Par arrêté du 28 novembre 2023, le préfet de la Gironde a déclaré d’utilité publique les travaux de relatifs à l’opération d’aménagement du secteur « [Localité 7]-Soleil » à [Localité 7].
Par courrier du 8 septembre 2023, reçu le 13 septembre 2023, la SPL LA FABRIQUE DE [Localité 6] METROPOLE (ci-après « La FAB ») a fait connaître ses propositions indemnitaires.
A défaut d’accord, elle a, par mémoire enregistré au greffe le 26 février 2024, saisi le juge de l’expropriation aux fins de fixation des indemnités d’expropriation.
Maître [J] s’est constitué dans l’intérêt de la SCI KIM-HAK par acte reçu au greffe le 26 mars 2024.
La SCI KIM-HAK a transmis son mémoire en réponse le 26 mars 2024.
L’ordonnance fixant le transport sur les lieux au 13 mai à 10h40 et l’audience au 27 juin 2024 a été rendue par le juge de l’expropriation le 4 avril 2024.
Par arrêté du 22 avril 2024, le préfet de la Gironde a déclaré cessibles les biens nécessaires à la réalisation de l’opération d’aménagement [Localité 7] Soleil sur la commune de [Localité 7] et l’urgence à prendre possession des biens.
En raison de l’urgence déclarée par l’acte précité du 22 avril 2024, la FAB a, par un nouveau mémoire enregistré le 6 mai 2024, demandé au juge de l’expropriation de fixer les indemnités de dépossession selon les règles applicables à la procédure d’urgence.

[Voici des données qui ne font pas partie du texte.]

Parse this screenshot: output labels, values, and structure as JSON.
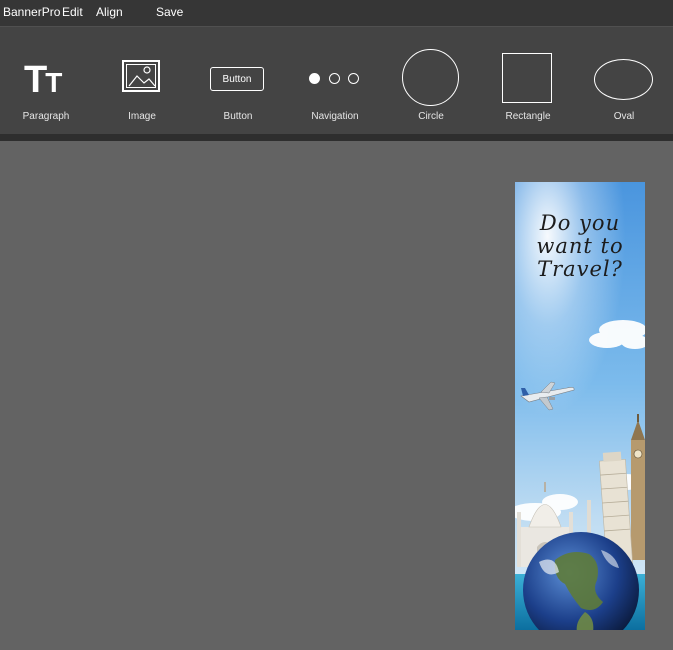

Le transport sur les lieux initialement fixé dans le cadre de la procédure ordinaire a été maintenu au 13 mai 2024.
Le transport sur les lieux a eu lieu en présence du représentant et du conseil de la FAB, des représentants et du conseil de la SCI KIM-HAK et du commissaire du gouvernement.

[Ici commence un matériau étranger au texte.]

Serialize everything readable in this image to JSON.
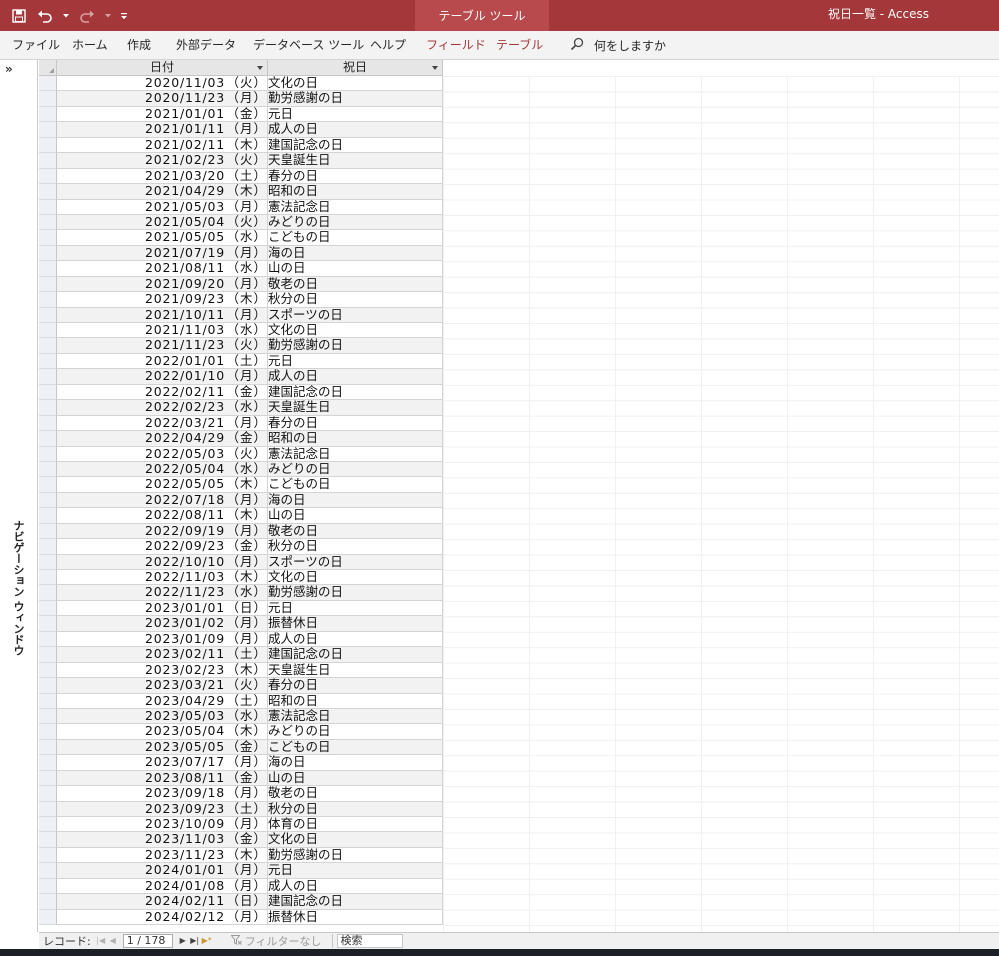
{
  "titlebar": {
    "context_tab": "テーブル ツール",
    "window_title": "祝日一覧  -  Access",
    "accent": "#a4373a"
  },
  "ribbon": {
    "tabs": [
      "ファイル",
      "ホーム",
      "作成",
      "外部データ",
      "データベース ツール",
      "ヘルプ"
    ],
    "context_tabs": [
      "フィールド",
      "テーブル"
    ],
    "tell_me": "何をしますか"
  },
  "nav_pane": {
    "label": "ナビゲーション ウィンドウ",
    "expand_glyph": "»"
  },
  "table": {
    "columns": [
      "日付",
      "祝日"
    ],
    "rows": [
      [
        "2020/11/03",
        "（火）",
        "文化の日"
      ],
      [
        "2020/11/23",
        "（月）",
        "勤労感謝の日"
      ],
      [
        "2021/01/01",
        "（金）",
        "元日"
      ],
      [
        "2021/01/11",
        "（月）",
        "成人の日"
      ],
      [
        "2021/02/11",
        "（木）",
        "建国記念の日"
      ],
      [
        "2021/02/23",
        "（火）",
        "天皇誕生日"
      ],
      [
        "2021/03/20",
        "（土）",
        "春分の日"
      ],
      [
        "2021/04/29",
        "（木）",
        "昭和の日"
      ],
      [
        "2021/05/03",
        "（月）",
        "憲法記念日"
      ],
      [
        "2021/05/04",
        "（火）",
        "みどりの日"
      ],
      [
        "2021/05/05",
        "（水）",
        "こどもの日"
      ],
      [
        "2021/07/19",
        "（月）",
        "海の日"
      ],
      [
        "2021/08/11",
        "（水）",
        "山の日"
      ],
      [
        "2021/09/20",
        "（月）",
        "敬老の日"
      ],
      [
        "2021/09/23",
        "（木）",
        "秋分の日"
      ],
      [
        "2021/10/11",
        "（月）",
        "スポーツの日"
      ],
      [
        "2021/11/03",
        "（水）",
        "文化の日"
      ],
      [
        "2021/11/23",
        "（火）",
        "勤労感謝の日"
      ],
      [
        "2022/01/01",
        "（土）",
        "元日"
      ],
      [
        "2022/01/10",
        "（月）",
        "成人の日"
      ],
      [
        "2022/02/11",
        "（金）",
        "建国記念の日"
      ],
      [
        "2022/02/23",
        "（水）",
        "天皇誕生日"
      ],
      [
        "2022/03/21",
        "（月）",
        "春分の日"
      ],
      [
        "2022/04/29",
        "（金）",
        "昭和の日"
      ],
      [
        "2022/05/03",
        "（火）",
        "憲法記念日"
      ],
      [
        "2022/05/04",
        "（水）",
        "みどりの日"
      ],
      [
        "2022/05/05",
        "（木）",
        "こどもの日"
      ],
      [
        "2022/07/18",
        "（月）",
        "海の日"
      ],
      [
        "2022/08/11",
        "（木）",
        "山の日"
      ],
      [
        "2022/09/19",
        "（月）",
        "敬老の日"
      ],
      [
        "2022/09/23",
        "（金）",
        "秋分の日"
      ],
      [
        "2022/10/10",
        "（月）",
        "スポーツの日"
      ],
      [
        "2022/11/03",
        "（木）",
        "文化の日"
      ],
      [
        "2022/11/23",
        "（水）",
        "勤労感謝の日"
      ],
      [
        "2023/01/01",
        "（日）",
        "元日"
      ],
      [
        "2023/01/02",
        "（月）",
        "振替休日"
      ],
      [
        "2023/01/09",
        "（月）",
        "成人の日"
      ],
      [
        "2023/02/11",
        "（土）",
        "建国記念の日"
      ],
      [
        "2023/02/23",
        "（木）",
        "天皇誕生日"
      ],
      [
        "2023/03/21",
        "（火）",
        "春分の日"
      ],
      [
        "2023/04/29",
        "（土）",
        "昭和の日"
      ],
      [
        "2023/05/03",
        "（水）",
        "憲法記念日"
      ],
      [
        "2023/05/04",
        "（木）",
        "みどりの日"
      ],
      [
        "2023/05/05",
        "（金）",
        "こどもの日"
      ],
      [
        "2023/07/17",
        "（月）",
        "海の日"
      ],
      [
        "2023/08/11",
        "（金）",
        "山の日"
      ],
      [
        "2023/09/18",
        "（月）",
        "敬老の日"
      ],
      [
        "2023/09/23",
        "（土）",
        "秋分の日"
      ],
      [
        "2023/10/09",
        "（月）",
        "体育の日"
      ],
      [
        "2023/11/03",
        "（金）",
        "文化の日"
      ],
      [
        "2023/11/23",
        "（木）",
        "勤労感謝の日"
      ],
      [
        "2024/01/01",
        "（月）",
        "元日"
      ],
      [
        "2024/01/08",
        "（月）",
        "成人の日"
      ],
      [
        "2024/02/11",
        "（日）",
        "建国記念の日"
      ],
      [
        "2024/02/12",
        "（月）",
        "振替休日"
      ]
    ]
  },
  "record_bar": {
    "label": "レコード:",
    "position": "1 / 178",
    "filter": "フィルターなし",
    "search": "検索"
  }
}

La FAB a demandé au juge de l’expropriation de fixer les indemnités provisionnelles à l’issue du transport, en application de l’article R. 232-7 du code de l’expropriation pour cause d’utilité publique.
Par jugement du 13 mai 2024, le juge de l’expropriation a fixé les indemnités provisionnelles de dépossession à hauteur de 632 000 euros au titre de l’indemnité principale et 64 200 euros au titre de l’indemnité de remploi.
L’ordonnance ordonnant le transfert de propriété au profit de la FAB est intervenue le 13 juin 2024.
L’audience relative à la fixation des indemnités définitives s’est tenue le 27 juin 2024.
PRETENTIONS ET MOYENS DES PARTIES
Aux termes de son dernier mémoire du 21 juin 2024, la FAB demande au juge de l’expropriation de fixer à la somme de 472 633 euros l’indemnité principale de dépossession, outre une somme de 48 263 euros au titre de l’indemnité de remploi. Elle s’oppose aux demandes de la SCI KIM-HAK et à la proposition du commissaire du gouvernement.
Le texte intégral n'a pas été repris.